En retournant le sentiment d’amour, le sujet va également retourner l’objet en semant en lui un doute, une obsession miroir, une graine d’auto-destruction qui fera de la victime une double victime : victime du malade et victime d’elle-même.
Florence Noiville s’est largement documentée sur le travail de Gaëtan Gatian de Clérambault qui a caractérisé l’érotomanie au début du XX° siècle, s’est fondée sur des cas précis historiques et contemporains. Elle démonte ainsi pas à pas l’intrusion provoquée par le sujet dans la vie du sujet, le harcèlement subi, les manœuvres consistant à inverser dans les regards de l’entourage la perception que peuvent avoir la famille, les amis, les collègues du rôle du sujet et de l’objet pour transformer l’un en l’autre.

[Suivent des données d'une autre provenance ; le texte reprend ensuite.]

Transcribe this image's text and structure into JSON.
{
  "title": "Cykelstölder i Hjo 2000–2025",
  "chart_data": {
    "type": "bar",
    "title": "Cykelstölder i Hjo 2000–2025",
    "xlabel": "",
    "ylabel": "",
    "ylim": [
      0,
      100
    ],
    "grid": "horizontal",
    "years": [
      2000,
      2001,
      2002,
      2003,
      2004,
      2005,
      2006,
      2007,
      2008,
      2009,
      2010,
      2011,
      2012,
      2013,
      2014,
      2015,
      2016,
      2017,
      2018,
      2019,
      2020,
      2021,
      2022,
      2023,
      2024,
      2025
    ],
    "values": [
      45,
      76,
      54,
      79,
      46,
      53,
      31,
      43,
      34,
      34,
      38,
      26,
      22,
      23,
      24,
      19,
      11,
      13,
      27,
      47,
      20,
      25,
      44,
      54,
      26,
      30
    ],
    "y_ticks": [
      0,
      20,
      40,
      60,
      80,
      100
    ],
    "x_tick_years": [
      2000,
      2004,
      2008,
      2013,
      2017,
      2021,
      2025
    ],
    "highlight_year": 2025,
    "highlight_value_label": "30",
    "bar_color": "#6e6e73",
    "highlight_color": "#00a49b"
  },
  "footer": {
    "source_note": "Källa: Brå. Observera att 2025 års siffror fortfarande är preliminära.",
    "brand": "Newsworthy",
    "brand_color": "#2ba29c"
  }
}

Tout le paradoxe de cette pathologie vient de ce renversement des rôles, du double jeu joué par le sujet et l’objet, par l’antinomie entre l’illusion d’être aimé produite par le sujet, sa haine profonde mais réelle pour l’objet et les manœuvres de harcèlement perpétrées au nom d’une illusion obsessionnelle.
Là où le roman de Florence Noiville interpelle le lecteur, outre une écriture et une construction parfaitement maîtrisée, c’est dans sa recherche de solution, non pas à la pathologie, il ne semble pas y en avoir autrement que dans la mort, à la situation elle-même : comment l’objet peut-il s’en sortir ?
Florence Noiville inverse alors à nouveau les rôles pour à la fois instiller le doute dans l’esprit du lecteur sur la nature de la victime et sa réelle (ou pas) bonne santé mentale et dans le même temps faire du malade la nouvelle victime et de la victime une coupable.
Si le roman met une soixantaine de page à se mettre en place, la seconde moitié du récit tient toutes es promesses et plonge le lecteur dans le quotidien harcelé et halluciné de la victime.